The diamond merchant rose from his divan and went to a teakwood cabinet in the corner of the room. He took a key from the inside of his silk kurta and opened it. Inside Renu saw a stack of bills, and boxes, and sheets rolled and tied with ribbon. It was one of these that the diamond merchant extracted and placed before Renu. She looked at him and then she untied it. It was a map, and though Renu had never seen one, she understood what it was immediately. It took her breath away. It was the most beautiful thing she had ever seen: the thick creamy paper, the countries strung together like jewels, the sprawling blue of all the seas she’d never seen.
“Where is it?” she asked again.
He pointed to Durban.
“And where are we?”
He pointed to Ahmedabad. Renu gasped. “So far away,” she said, breathing.
That night she lay in bed and thought about the map. Not so much about the map as what it meant. And she thought about the events of her life, none of them very interesting, she had to admit, but each of them a stepping-stone across a strange and lonely place. The diamond merchant would leave, and then he would return. Their triangle would continue, and then they would all grow old, old, old. In the end the diamond merchant and Savitri would have their money, and each other, but what would Renu have?
The thought of what she must do made her sad but Renu knew that every moment from when she’d stood outside the Delhi train station—every single one—had led to this one.
* * *
On the afternoon before the diamond merchant was due to depart, Renu came to him as usual. She wore her most beautiful lehenga, a deep turquoise with silver threading. When she entered he took her to his bed without a word and made love to her. Afterward she smiled at him, she took his face in her hands and placed it over her bare chest. He said, sleepily, “You know what, Renu? You’re the candle and the match.” Renu let out a cry. His words, his hot breath against her breasts seemed to her the truest effluence of love, and she thought for a moment—the briefest moment—that she would not do as she had planned.
In the end she sat beside him while he lay on his diva
n, and packed his opium pipe. He was talking about the mines he was to visit in South Africa. He had been there many times, and he told her about the people there, how dark and different they looked, how mysterious and bold and so black they were almost purple. He told her about the endless plains, reaching to a distant and knifelike horizon. He paid her no attention. And Renu, listening attentively, continued to pack his pipe. It was more than was necessary, but she could take no chances.
She waited while he smoked it. She leaned against his divan and watched. He closed his eyes. She continued to wait. She waited until the moon came up over his garden.
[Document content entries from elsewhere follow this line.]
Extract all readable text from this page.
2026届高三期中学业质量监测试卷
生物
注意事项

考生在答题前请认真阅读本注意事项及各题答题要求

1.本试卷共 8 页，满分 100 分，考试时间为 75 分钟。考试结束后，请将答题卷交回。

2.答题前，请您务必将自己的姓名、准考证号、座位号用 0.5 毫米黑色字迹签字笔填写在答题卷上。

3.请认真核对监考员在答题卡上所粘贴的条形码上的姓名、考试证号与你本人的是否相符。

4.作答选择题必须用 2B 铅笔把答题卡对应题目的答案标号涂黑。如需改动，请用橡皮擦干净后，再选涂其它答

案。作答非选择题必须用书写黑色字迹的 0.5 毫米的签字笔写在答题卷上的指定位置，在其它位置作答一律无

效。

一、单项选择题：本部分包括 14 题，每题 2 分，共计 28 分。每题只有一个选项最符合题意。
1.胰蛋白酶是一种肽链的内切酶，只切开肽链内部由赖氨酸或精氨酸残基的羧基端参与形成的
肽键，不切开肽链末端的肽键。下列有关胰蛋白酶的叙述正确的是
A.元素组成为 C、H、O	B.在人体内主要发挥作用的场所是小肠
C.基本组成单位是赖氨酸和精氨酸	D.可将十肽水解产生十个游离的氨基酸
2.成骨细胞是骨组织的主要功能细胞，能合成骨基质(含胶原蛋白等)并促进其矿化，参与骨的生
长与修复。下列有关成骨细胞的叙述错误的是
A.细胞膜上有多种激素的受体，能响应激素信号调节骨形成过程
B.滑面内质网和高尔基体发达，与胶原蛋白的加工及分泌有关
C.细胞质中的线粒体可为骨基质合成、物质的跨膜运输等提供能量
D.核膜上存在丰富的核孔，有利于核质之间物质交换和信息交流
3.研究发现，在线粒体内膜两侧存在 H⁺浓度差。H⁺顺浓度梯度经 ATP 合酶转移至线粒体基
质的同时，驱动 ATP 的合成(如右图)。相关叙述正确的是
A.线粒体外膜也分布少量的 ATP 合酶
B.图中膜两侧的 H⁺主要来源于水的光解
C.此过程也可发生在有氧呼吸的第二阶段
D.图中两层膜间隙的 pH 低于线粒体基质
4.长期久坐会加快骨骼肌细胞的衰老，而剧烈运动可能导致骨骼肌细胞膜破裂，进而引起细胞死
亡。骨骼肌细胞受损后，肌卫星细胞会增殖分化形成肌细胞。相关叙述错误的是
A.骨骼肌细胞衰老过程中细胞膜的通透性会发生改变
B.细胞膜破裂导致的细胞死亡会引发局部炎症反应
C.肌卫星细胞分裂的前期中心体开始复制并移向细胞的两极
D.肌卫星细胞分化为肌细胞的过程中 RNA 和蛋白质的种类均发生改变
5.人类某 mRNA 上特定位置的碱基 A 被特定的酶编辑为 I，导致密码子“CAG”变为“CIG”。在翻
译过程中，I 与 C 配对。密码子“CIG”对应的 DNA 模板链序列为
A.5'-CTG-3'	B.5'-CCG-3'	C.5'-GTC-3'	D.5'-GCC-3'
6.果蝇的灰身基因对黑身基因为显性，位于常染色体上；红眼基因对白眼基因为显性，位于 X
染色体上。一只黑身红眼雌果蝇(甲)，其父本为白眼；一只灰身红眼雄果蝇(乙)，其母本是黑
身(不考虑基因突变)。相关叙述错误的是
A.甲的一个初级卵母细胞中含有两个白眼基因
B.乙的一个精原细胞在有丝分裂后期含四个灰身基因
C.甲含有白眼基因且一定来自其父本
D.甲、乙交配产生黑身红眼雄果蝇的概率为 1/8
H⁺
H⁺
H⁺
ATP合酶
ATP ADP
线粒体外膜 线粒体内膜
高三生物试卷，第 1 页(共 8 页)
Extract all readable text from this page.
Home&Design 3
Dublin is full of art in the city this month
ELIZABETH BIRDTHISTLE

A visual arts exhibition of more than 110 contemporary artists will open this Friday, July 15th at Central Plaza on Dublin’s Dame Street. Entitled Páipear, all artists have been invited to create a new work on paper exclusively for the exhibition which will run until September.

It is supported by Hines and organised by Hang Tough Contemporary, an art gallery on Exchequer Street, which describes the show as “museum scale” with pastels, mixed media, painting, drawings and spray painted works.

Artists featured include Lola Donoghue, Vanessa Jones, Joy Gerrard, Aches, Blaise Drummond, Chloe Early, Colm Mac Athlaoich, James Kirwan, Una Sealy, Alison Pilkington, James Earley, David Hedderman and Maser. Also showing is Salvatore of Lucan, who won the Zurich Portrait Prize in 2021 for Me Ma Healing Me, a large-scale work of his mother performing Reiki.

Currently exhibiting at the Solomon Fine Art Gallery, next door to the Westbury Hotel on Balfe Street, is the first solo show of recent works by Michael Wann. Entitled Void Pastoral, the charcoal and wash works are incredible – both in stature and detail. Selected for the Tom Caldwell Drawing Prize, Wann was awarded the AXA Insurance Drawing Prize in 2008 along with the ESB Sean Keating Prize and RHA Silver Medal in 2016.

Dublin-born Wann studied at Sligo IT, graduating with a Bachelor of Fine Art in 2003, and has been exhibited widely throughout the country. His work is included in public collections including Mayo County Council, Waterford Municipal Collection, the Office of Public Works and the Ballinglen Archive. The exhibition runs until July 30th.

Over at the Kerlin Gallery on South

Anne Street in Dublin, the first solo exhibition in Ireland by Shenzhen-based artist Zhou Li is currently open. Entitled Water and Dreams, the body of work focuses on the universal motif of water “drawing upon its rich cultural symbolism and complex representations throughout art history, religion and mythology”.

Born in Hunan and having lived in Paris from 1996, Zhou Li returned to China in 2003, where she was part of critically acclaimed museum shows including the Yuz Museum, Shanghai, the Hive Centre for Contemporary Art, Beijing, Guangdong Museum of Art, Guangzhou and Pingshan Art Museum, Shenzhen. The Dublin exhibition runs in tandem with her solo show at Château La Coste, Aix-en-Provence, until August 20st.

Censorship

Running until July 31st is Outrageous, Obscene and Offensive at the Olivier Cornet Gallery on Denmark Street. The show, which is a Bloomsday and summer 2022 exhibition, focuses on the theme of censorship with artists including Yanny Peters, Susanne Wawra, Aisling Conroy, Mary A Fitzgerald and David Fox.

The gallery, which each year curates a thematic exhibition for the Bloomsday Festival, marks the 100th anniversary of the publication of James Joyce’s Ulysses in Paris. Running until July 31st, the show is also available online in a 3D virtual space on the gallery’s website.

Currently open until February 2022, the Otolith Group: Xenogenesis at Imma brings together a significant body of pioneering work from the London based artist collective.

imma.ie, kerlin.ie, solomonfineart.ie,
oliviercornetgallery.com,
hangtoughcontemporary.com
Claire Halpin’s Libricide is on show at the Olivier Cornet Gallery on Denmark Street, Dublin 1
The silver light creeping like hands across the grass and over the marble floor. She decided, Until it reaches my feet, that’s how long I’ll wait. And so she waited. And only when the moonlight touched the very tip of her heel did she rise and press her head against the diamond merchant’s chest, making certain it was still.
She took the key from under his kurta, opened the teak cabinet, and took out the stack of bills. But she had to open all the boxes to find what she was actually looking for. When she did she emptied the contents of the pouch onto her palm. And even in the moonlight they glistened, and they reminded her of the Shivaliks, their summits so pure, covered in snow and crystalline and shining, treacherous, and as deadly as diamonds.